Rice is meeting African leaders amid growing US unease concerning worsening security and failing peace deals in a number of countries on the continent.
Ethiopia sent troops to Somalia late last year to support the transitional government against the Islamic Courts Union which controlled large areas of the country. It is not part of the AU force.
"She [Rice] could actually achieve a whole lot if she wanted to. The most important issue right now in Ethiopia is the severely deteriorated situation in Somalia, where massive human suffering continues to intensify," Salim Lone, Africa analyst and columnist, told Al Jazeera.
"War crimes are being committed, civilian communities are being targeted, journalists are being killed [and] food is being withheld from areas that are considered hostile to the government. This must change."
Lone said that the situation of in Somalia had been of the "United States' making" and that it should change its strategy for the region.
Rice, who is the first US secretary of state to visit Africa in a decade, is scheduled to meet Somalia's new prime minister during her trip.
Five ministers in the Somali government resigned this week, soon after the cabinet was named, in protest at what they see as lack of representation for their respective clans.
Rice said that the Somali prime minister had to be more inclusive in his administration.
"The Somali leadership is going to have to really reach out to all the elements that are not associated with terrorism," Rice said.
"It has to be broad and that's really my message to the prime minister. He has to find a way to broaden his base of support."
|"The Somali leadership is going to have to really reach out to all the elements that are not associated with terrorism"|
Condoleezza Rice, US secretary
Ethiopia invaded Somalia in December 2006 to battle fighters loyal to the Islamic Courts Union (ICU), who had taken control of the south of the country from the government.
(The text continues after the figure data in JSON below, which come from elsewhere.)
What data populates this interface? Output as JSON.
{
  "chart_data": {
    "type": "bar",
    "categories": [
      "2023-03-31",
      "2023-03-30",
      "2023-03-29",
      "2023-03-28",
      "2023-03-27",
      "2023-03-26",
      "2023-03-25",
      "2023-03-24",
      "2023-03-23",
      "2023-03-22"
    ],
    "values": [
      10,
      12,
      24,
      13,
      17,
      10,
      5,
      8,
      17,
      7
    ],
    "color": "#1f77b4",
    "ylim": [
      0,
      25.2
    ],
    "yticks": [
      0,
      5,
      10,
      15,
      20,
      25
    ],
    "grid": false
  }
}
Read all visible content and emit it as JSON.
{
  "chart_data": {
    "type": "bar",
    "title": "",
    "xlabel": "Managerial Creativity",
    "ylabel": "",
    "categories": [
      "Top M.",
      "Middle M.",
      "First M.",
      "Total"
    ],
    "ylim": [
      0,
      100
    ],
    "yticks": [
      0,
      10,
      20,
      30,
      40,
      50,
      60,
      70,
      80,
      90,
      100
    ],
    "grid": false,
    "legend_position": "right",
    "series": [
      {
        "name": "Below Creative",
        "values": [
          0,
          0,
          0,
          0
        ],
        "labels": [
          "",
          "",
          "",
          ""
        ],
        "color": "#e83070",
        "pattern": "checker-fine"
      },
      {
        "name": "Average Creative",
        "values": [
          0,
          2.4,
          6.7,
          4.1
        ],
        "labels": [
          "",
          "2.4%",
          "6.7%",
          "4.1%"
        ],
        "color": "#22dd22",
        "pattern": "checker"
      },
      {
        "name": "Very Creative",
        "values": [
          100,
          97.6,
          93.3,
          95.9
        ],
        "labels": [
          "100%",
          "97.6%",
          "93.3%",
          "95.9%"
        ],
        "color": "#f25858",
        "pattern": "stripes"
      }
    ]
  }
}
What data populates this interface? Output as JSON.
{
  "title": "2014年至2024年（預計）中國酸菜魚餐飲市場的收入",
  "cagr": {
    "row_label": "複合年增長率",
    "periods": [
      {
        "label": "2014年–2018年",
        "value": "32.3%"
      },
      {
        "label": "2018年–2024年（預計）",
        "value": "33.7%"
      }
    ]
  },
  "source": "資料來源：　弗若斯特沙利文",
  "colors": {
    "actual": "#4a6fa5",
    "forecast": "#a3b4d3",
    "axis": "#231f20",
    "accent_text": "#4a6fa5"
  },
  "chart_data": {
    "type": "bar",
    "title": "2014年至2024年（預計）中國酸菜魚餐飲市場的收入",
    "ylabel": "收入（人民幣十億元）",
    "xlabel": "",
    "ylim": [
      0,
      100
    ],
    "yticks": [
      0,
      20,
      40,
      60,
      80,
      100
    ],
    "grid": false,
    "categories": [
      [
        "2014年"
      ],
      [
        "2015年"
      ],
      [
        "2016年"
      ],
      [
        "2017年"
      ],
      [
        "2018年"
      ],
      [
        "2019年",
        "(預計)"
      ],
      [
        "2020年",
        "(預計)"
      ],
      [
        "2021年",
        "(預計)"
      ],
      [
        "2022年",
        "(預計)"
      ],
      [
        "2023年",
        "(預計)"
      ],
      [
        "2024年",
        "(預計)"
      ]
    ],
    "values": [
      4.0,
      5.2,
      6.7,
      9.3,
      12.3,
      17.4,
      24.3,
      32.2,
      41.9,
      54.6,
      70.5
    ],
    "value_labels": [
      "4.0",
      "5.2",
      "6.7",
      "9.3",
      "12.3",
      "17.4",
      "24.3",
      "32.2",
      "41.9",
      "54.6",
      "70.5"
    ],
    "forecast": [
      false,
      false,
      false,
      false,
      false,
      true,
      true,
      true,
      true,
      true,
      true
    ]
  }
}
Although the Islamic movement was defeated by Ethiopian forces its supporters are now leading the fighting against the government.
Nearly 6,000 civilians have been killed in the crossfire this year, according to a Somali human right group.
Rice is also due to hold talks with Meles Zenawi, Ethiopia's prime minister, whose country shares a tense border with rival Eritrea.
"We don't need a use of force here to deal with what is obviously a significant border problem," Rice said on her way to Addis Ababa.
Tens of thousands of people were killed during a 1998-2000 Ethiopian-Eritrean war, and the border issue remains unresolved after a border commission ended its mandate on Saturday.
DR Congo talks
In her first meeting on Wednesday, Rice met leaders from Burundi, Rwanda, Uganda and the Democratic Republic of Congo to discuss the conflict in eastern DR Congo.
Fighters following Laurent Nkunda, a renegade Congolese general, have been fighting UN-backed government forces in the area.
Rice said dealing with the rebels is critical to re-establishing normalcy in a region that has been devastated by decades of war and genocide that have killed millions.
|Rice also discussed Congo, where rebel general|
Nkunda is fighting UN-backed forces [AFP]
"We had a very thorough discussion," Yoweri Museveni, Uganda's president, said.
"Part of the danger in Africa is handling issues in a superficial way."
Tens of thousands of people have fled from violence in eastern DR Congo recently, straining humanitarian resources in the region.
Rice said she would also focus on the Darfur conflict in Sudan on her trip, in an attempt to support a faltering peace deal that ended Sudan's north-south civil war.
She said the US wants a joint UN-AU peacekeeping force to be deployed in Darfur.
Sudan's government and Arab Janjiwid fighters have been accused of killing thousands of black Africans living in Darfur.